# Zooming in on Avatars?



## CMF (Dec 20, 2007)

Some folks here have some really interesting avatars.  I'd like to get a better look at some of the pictures.  Is there a way to enlarge them without too much distortion?

Charles


----------



## TUGBrian (Dec 20, 2007)

can use ctrl + and ctrl - key combinations to zoom in and out on the page through your browser.

but there is no way that I know of to enlarge the avatars themselves.


----------



## CMF (Dec 20, 2007)

Maybe if I get a REALLY BIG monitor they'll look bigger?  

Thanks,
Charles


----------



## Makai Guy (Dec 20, 2007)

CMF said:


> Is there a way to enlarge them without too much distortion?



Avatars are already displayed in their full size.  Enlarging them only spreads their information content over a larger area, resulting in a blurrier image.  
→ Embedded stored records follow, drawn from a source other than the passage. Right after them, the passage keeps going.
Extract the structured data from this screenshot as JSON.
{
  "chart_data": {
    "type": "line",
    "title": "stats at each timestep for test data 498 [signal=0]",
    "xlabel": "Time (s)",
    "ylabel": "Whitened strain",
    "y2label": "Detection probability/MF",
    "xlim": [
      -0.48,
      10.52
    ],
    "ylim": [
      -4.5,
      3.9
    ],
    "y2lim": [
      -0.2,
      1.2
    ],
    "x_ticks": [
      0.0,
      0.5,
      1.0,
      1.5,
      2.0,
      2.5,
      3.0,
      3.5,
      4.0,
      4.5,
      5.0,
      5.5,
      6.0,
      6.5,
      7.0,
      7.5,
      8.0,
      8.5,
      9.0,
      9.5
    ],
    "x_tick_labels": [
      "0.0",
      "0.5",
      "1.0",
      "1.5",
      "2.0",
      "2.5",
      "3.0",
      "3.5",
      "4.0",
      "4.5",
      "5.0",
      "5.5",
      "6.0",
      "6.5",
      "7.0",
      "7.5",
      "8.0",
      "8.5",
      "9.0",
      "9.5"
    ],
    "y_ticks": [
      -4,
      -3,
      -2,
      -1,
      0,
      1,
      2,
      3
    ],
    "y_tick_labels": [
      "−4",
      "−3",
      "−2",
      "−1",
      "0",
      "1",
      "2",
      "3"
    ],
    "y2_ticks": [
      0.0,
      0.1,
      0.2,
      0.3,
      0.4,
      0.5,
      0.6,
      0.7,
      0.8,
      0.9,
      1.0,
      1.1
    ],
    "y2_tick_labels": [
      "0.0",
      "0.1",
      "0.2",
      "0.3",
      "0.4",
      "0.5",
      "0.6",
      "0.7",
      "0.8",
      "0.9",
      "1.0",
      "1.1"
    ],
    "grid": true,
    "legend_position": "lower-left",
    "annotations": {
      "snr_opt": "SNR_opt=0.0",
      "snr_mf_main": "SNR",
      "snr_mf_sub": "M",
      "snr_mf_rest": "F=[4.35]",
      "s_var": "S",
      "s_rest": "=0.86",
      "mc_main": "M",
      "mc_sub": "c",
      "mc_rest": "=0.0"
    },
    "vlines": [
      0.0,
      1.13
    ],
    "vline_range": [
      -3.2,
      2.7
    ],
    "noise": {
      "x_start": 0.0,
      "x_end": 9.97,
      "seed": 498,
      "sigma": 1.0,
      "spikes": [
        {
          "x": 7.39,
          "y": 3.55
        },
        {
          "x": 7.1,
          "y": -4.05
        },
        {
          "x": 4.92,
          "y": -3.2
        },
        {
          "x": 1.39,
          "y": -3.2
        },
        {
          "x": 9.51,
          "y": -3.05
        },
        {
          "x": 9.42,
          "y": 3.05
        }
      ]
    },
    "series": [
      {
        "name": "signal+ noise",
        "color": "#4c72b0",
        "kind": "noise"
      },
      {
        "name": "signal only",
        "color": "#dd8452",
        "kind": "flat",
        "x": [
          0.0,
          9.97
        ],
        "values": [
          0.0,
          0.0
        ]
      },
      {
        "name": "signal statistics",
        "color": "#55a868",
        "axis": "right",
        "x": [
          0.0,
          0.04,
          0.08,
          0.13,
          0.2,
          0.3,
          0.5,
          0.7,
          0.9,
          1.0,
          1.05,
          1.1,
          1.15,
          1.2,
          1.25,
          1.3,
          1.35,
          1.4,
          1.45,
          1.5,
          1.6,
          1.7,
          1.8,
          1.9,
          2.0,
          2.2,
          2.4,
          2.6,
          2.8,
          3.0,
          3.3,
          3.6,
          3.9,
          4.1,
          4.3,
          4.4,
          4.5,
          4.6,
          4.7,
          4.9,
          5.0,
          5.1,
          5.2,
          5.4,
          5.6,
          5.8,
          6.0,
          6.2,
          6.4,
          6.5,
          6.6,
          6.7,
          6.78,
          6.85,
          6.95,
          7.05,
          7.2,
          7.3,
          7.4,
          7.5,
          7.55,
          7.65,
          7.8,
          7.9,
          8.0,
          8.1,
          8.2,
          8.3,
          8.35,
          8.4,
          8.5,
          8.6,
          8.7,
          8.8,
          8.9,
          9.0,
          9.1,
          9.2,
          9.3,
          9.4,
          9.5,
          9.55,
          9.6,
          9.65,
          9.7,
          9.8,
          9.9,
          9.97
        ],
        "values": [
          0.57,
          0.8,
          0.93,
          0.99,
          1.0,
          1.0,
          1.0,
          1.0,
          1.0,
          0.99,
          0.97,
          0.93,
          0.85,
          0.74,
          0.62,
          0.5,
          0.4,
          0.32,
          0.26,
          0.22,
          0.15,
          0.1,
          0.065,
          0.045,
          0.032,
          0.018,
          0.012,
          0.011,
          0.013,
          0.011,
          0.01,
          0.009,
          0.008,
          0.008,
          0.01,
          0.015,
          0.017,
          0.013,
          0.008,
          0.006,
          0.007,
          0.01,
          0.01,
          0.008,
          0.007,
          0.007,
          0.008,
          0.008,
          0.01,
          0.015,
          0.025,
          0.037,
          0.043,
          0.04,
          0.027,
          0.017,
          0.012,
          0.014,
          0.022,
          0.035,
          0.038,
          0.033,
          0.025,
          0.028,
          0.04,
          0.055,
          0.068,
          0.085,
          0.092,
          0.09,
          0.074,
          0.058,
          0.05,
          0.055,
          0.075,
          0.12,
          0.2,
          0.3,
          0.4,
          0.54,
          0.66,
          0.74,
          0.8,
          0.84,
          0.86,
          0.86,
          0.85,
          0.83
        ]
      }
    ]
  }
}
Most browsers allow you to save an image to your computer via a right-click on the image and choosing the 'save as' option from a menu.  You can then manipulate the image however you'd like.  Here, for instance, is your avatar at 200% of its linear size, enlarged via Irfanview:


----------



## Marvin (Dec 20, 2007)

*Make it big!*

Right click avatar, copy image, paste it to a Word Program, left click, and stretch it out!


----------